The second competition was bigger and better. The Northwest Junior Pipe Band captured top honors out of 24 bands at the Perth Highland Games.

That was followed by two rounds at the World Pipe Band Championships in Glasgow. Horn’s group was ranked third after the qualifying round and finished fifth out of 23 bands in the Novice Juvenile division.

The trip concluded at the Crieff Highland Games where the Northwest Junior Pipe Band placed first out of 14 bands in Grade 4 competition.

In all, said Jody Horn, who made the trip too, their band was among 200 others for a total of 8,000 pipers and drummers.

“The bagpipe’s different from any other instrument you will every play,” said Horn, who also is a member of the Enumclaw High marching band, as he explains how the end of the chanter has a valve that closes to keep the air he blows into the bag. Horn can then control that air, which stays enclosed in the bag, with the squeeze of his arm.

Horn and his bagpipes, along with younger brother Thomas, who plays the drums, are fixtures around the Plateau.
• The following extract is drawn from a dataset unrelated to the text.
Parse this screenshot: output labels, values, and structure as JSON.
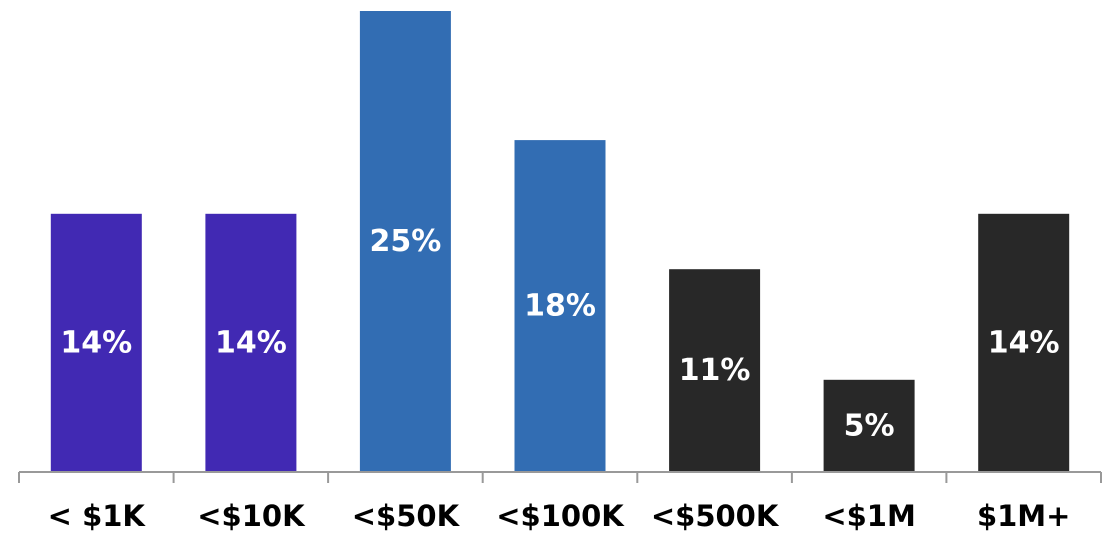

“My first gig on the bagpipes was at a talent show at my middle school,” the elder Horn said. Since then he’s played at a number of venues including parades, benefits, funerals, community gatherings and weddings. His talents were sold to a bidder for $300 at last year’s Arts Alive! fundraising auction.

Horn is also finding an added bonus to playing an instrument not common to most music programs - college scholarships.